Une sorcière. Liebe était une sorcière. Une femme. Une manipulatrice. Pourquoi était-elle partie avant que je n'ai fais une croix sur mon héritage ? Je ne le saurais jamais. La seule certitude que j'avais -
et que j'ai encore - c'était qu'elle avait agit dans l'intention de me nuire. De me blesser, de me mettre plus bas que terre. Il n'y avait pas d'autres explications possibles. Etait-elle l'un de ces monstres qui se repaissait du malheur des autres ? Avait-elle jouit de ma souffrance ? Très certainement. Pas un seul instant je ne m'étais méfié de ses pouvoirs, trop aveuglé par sa beauté, son charme et les sourires qu'elles me tendaient. Evidemment, tout cela n'avait été que sorcellerie.
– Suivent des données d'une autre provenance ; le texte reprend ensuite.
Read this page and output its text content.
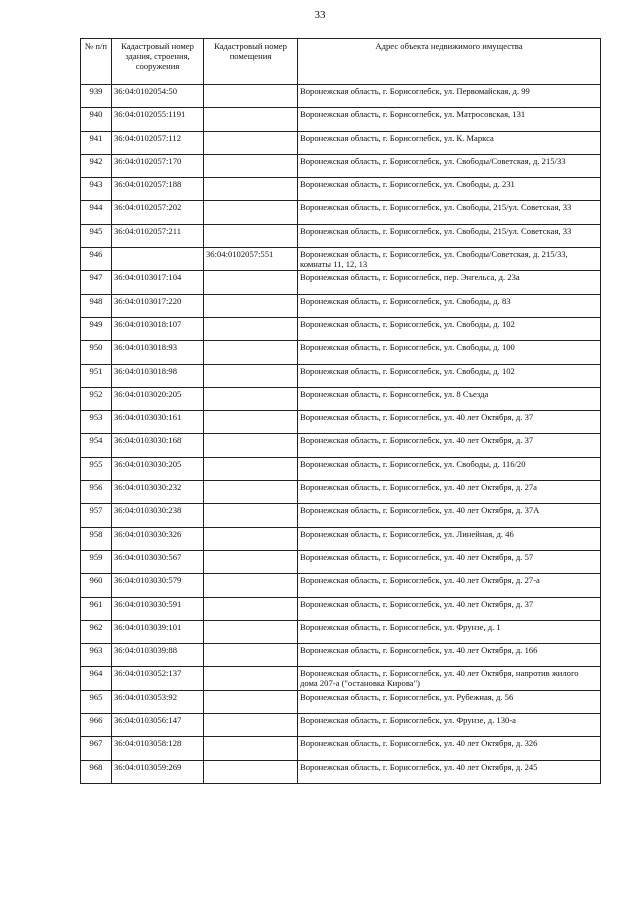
33
№ п/п	Кадастровый номер здания, строения, сооружения	Кадастровый номер помещения	Адрес объекта недвижимого имущества
939	36:04:0102054:50		Воронежская область, г. Борисоглебск, ул. Первомайская, д. 99
940	36:04:0102055:1191		Воронежская область, г. Борисоглебск, ул. Матросовская, 131
941	36:04:0102057:112		Воронежская область, г. Борисоглебск, ул. К. Маркса
942	36:04:0102057:170		Воронежская область, г. Борисоглебск, ул. Свободы/Советская, д. 215/33
943	36:04:0102057:188		Воронежская область, г. Борисоглебск, ул. Свободы, д. 231
944	36:04:0102057:202		Воронежская область, г. Борисоглебск, ул. Свободы, 215/ул. Советская, 33
945	36:04:0102057:211		Воронежская область, г. Борисоглебск, ул. Свободы, 215/ул. Советская, 33
946		36:04:0102057:551	Воронежская область, г. Борисоглебск, ул. Свободы/Советская, д. 215/33, комнаты 11, 12, 13
947	36:04:0103017:104		Воронежская область, г. Борисоглебск, пер. Энгельса, д. 23а
948	36:04:0103017:220		Воронежская область, г. Борисоглебск, ул. Свободы, д. 83
949	36:04:0103018:107		Воронежская область, г. Борисоглебск, ул. Свободы, д. 102
950	36:04:0103018:93		Воронежская область, г. Борисоглебск, ул. Свободы, д. 100
951	36:04:0103018:98		Воронежская область, г. Борисоглебск, ул. Свободы, д. 102
952	36:04:0103020:205		Воронежская область, г. Борисоглебск, ул. 8 Съезда
953	36:04:0103030:161		Воронежская область, г. Борисоглебск, ул. 40 лет Октября, д. 37
954	36:04:0103030:168		Воронежская область, г. Борисоглебск, ул. 40 лет Октября, д. 37
955	36:04:0103030:205		Воронежская область, г. Борисоглебск, ул. Свободы, д. 116/20
956	36:04:0103030:232		Воронежская область, г. Борисоглебск, ул. 40 лет Октября, д. 27а
957	36:04:0103030:238		Воронежская область, г. Борисоглебск, ул. 40 лет Октября, д. 37А
958	36:04:0103030:326		Воронежская область, г. Борисоглебск, ул. Линейная, д. 46
959	36:04:0103030:567		Воронежская область, г. Борисоглебск, ул. 40 лет Октября, д. 57
960	36:04:0103030:579		Воронежская область, г. Борисоглебск, ул. 40 лет Октября, д. 27-а
961	36:04:0103030:591		Воронежская область, г. Борисоглебск, ул. 40 лет Октября, д. 37
962	36:04:0103039:101		Воронежская область, г. Борисоглебск, ул. Фрунзе, д. 1
963	36:04:0103039:88		Воронежская область, г. Борисоглебск, ул. 40 лет Октября, д. 166
964	36:04:0103052:137		Воронежская область, г. Борисоглебск, ул. 40 лет Октября, напротив жилого дома 207-а ("остановка Кирова")
965	36:04:0103053:92		Воронежская область, г. Борисоглебск, ул. Рубежная, д. 56
966	36:04:0103056:147		Воронежская область, г. Борисоглебск, ул. Фрунзе, д. 130-а
967	36:04:0103058:128		Воронежская область, г. Борисоглебск, ул. 40 лет Октября, д. 326
968	36:04:0103059:269		Воронежская область, г. Борисоглебск, ул. 40 лет Октября, д. 245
L'avais-je jamais trouvé belle ou m'avait-elle ensorcelé dès la première seconde ? Encore une question à laquelle je n'aurais jamais la réponse. Tout ce dont je suis certain, c'est ce qu'elle a fait de moi ; un homme meurtri, défiant et incapable d'aimer.
Ce bébé aurait pu être le mien... mais je n'en ai pas voulu. Ni de lui, ni de n'importe quelle femme qu'on me présentait les unes après les autres pour me marier. Lorsque j'ai atteint mes trente huit ans, mon père a menacé de me déshériter au profit de mon neveu ou de son propre frère. Etait-il sérieux ? Mystère. Il est mort avant d'avoir eu le temps de mettre ses menaces à exécution. De toute façon, cela n'aurait rien changé. Ces terres finiront par revenir aux fils de mes sœurs quoiqu'il advienne. Car je n'ai pas d'enfant et je n'ai pas l'intention d'en avoir. Les femmes m'ennuient. Les hommes aussi d'ailleurs. Leur conversation est inintéressante et prévisible à la virgule près tant elle est façonnée par les convenances. Je me suis lancé dans le prêt d'argent, pour m'occuper l'esprit comme pour le plaisir de voir ces imbéciles s'endetter pour une dépendance, une nouvelle calèche ou les études de leur mioche. Je ne sors que pour m'amuser de la bêtise des autres et rentre aussitôt pour m'en éloigner. En fait, je passe le plus clair de mon temps entre les murs de cette bibliothèque ou sur le dos de mon cheval, arpentant ces terres que j'ai finalement appris à aimer. C'est tout ce qu'il me reste après tout.... ma propriété et le savoir que j’acquiers au fil des pages. Ce sont les seules choses qui ont encore un peu d'importance. Tout le reste n'est que spectacle et mise en scène.
Aux yeux du public, je suis Alfons Haselrieder, un noble trop occupé à gérer son domaine et ses affaires pour participer à la vie public. En réalité, je ne suis qu'un vieil homme brisé par une sorcière. Qu'elle brûle en enfer ! Qu'ils y brûlent tous. Corona ne s'en portera que mieux et moi aussi. Moi aussi... ce jour-là, je n'aurais plus besoin de boire pour oublier que ni cet enfant, ni ce bonheur conjugal ne seront jamais les miens. Jamais.